Jeremy Leaf, north London estate agent and a former RICS residential chairman, says:Today’s announcement of a fall in inflation growth and previous drops appear to have already been factored into the expectations of many homebuyers.

 

“A cut in base rate had also been anticipated but now there is widespread acceptance that mortgage costs will stay higher for longer.

 

“Although this ONS data is the most comprehensive of all the housing market price indicators, it does reflect activity when optimism was greater prior to the election announcement. That news made our buyers and sellers a little more cautious so viewings since are lower and prices softening. On the other hand we are seeing no significant withdrawals or renegotiations.”

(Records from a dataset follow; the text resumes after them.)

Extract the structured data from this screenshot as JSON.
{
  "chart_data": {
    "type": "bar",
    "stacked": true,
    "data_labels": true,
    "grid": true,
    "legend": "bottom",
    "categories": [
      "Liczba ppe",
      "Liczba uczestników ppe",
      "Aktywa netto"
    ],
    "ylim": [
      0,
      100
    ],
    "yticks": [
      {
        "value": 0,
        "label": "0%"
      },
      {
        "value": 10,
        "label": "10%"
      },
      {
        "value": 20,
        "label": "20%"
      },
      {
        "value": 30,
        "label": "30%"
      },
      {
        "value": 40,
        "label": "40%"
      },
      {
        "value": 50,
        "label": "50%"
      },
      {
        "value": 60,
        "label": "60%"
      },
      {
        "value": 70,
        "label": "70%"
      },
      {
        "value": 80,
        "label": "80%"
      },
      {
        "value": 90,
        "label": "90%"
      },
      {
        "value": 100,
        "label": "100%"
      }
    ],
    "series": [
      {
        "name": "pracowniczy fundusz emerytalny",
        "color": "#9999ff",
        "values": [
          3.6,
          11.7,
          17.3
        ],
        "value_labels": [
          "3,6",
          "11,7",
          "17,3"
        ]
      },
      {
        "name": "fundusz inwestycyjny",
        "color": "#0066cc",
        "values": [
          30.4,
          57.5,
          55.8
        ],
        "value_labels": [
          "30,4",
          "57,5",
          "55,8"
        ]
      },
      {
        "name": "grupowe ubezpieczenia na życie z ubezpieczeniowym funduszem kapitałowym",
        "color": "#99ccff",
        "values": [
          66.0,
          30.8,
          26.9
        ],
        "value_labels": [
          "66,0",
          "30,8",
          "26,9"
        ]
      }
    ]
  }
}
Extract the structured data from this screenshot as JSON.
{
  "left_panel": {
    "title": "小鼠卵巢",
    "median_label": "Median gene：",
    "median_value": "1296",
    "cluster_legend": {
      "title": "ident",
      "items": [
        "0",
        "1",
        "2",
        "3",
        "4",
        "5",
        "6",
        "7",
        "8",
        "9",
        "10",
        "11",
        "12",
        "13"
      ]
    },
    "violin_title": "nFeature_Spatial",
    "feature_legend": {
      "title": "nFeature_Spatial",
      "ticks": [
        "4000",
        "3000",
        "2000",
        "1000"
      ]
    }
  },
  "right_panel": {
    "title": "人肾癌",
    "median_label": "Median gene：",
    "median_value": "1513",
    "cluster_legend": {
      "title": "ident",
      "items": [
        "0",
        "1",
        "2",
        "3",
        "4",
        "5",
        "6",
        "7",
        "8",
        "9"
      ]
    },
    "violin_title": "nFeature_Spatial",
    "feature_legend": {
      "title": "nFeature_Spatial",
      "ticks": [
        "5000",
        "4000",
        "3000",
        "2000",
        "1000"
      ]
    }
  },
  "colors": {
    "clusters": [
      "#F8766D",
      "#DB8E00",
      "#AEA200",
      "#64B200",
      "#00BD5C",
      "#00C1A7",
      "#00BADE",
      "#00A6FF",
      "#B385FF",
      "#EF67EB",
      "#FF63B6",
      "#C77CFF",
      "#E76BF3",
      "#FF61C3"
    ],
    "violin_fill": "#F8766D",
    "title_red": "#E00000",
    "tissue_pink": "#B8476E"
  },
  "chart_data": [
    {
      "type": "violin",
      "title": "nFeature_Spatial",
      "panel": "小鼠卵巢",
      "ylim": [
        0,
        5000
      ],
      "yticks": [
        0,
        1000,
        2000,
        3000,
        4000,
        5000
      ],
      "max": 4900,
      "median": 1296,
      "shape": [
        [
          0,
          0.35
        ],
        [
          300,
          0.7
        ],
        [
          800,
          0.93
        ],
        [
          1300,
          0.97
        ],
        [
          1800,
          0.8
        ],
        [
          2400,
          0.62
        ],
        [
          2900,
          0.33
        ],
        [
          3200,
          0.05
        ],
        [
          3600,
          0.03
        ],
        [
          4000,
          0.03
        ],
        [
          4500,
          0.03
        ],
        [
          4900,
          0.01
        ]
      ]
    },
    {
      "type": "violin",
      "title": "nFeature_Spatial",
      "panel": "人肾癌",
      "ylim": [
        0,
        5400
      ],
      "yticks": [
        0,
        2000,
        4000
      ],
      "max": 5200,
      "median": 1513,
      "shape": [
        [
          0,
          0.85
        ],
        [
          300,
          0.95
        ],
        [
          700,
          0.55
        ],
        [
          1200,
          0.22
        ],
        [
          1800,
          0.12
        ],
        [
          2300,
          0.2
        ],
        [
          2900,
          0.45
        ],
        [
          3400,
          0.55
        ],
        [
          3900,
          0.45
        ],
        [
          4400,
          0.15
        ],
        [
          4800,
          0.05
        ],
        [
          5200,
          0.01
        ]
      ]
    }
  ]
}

Anna Clare Harper, CEO of sustainable investment adviser GreenResi, says: “House prices have increased in nominal terms by 1.1% in the year to April, to £281,000. However, for most younger people, this is irrelevant. Half the UK population are under 40, and for most of these, the important question is not ‘how fast are house prices increasing?’ The question is ‘can I afford to live in a decent home?’ And the answer for most is related more to regulation than to house prices.

 

“Regulations intended to help tenants have adverse consequences. The planned end to ‘no fault’ evictions was intended to protect the right of tenants. In fact this is one of the causes of rising evictions. Landlords, who fear they won’t be able to access their property, are evicting tenants while they can, meaning the number of under-used and empty homes is growing well over the 1 million recorded by the census in 2021, and tenants are losing their homes. 

 

“Nothing is replacing this supply, because building new homes is slow, and potential investors are nervous about the future of housing policy under the next government. 

 

“We have to hope that the next government can allay these fears and provide a stable environment for responsible, professional investors to provide safe, secure homes for renters, before the supply of decent, safe homes for the younger generations dries up.”

 

Mark Harris, chief executive of mortgage broker SPF Private Clients, says: “As expected, inflation has hit the 2 per cent target, giving the Bank of England a further nudge to start reducing interest rates. If the Bank wants to be bold, that first reduction would come this month but more likely it will be August.

 

“There is a sense that some buyers and sellers are waiting for the first rate reduction before taking action, so a cut this summer could really give the housing market a boost.

 

“Although Swap rates were already falling before the publication of the latest inflation data, mortgage pricing is fairly flat with little movement up or down. There is a sense that things are on hold until the election is out of the way. Following a somewhat challenging first half of the year, there are hopes that a post-election bounce will lead to a more promising autumn for the housing market.”

Amy Reynolds, head of sales at estate agency Antony Roberts, says: “Negotiations are becoming an ever more central part of transactions. Buyers are more price-conscious, and sellers increasingly realistic about their pricing. This dynamic has created a balanced market where negotiations are frequent but transactions remain steady.

 

“We are cautiously optimistic for the second half of the year. If the election results provide a clear direction, we anticipate a surge in market activity as delayed transactions are completed. Confidence in the market is likely to rebound, potentially leading to a stronger performance in the latter half of the year.  

 

“However, we have concerns around landlords exiting the market. We are seeing an increase in landlords requesting valuations on their properties, as they prepare to sell if there is increased pressure on them from the new government.   

 

“The fundamental demand for property remains strong. Sensible pricing and realistic negotiations are key to navigating this period successfully.”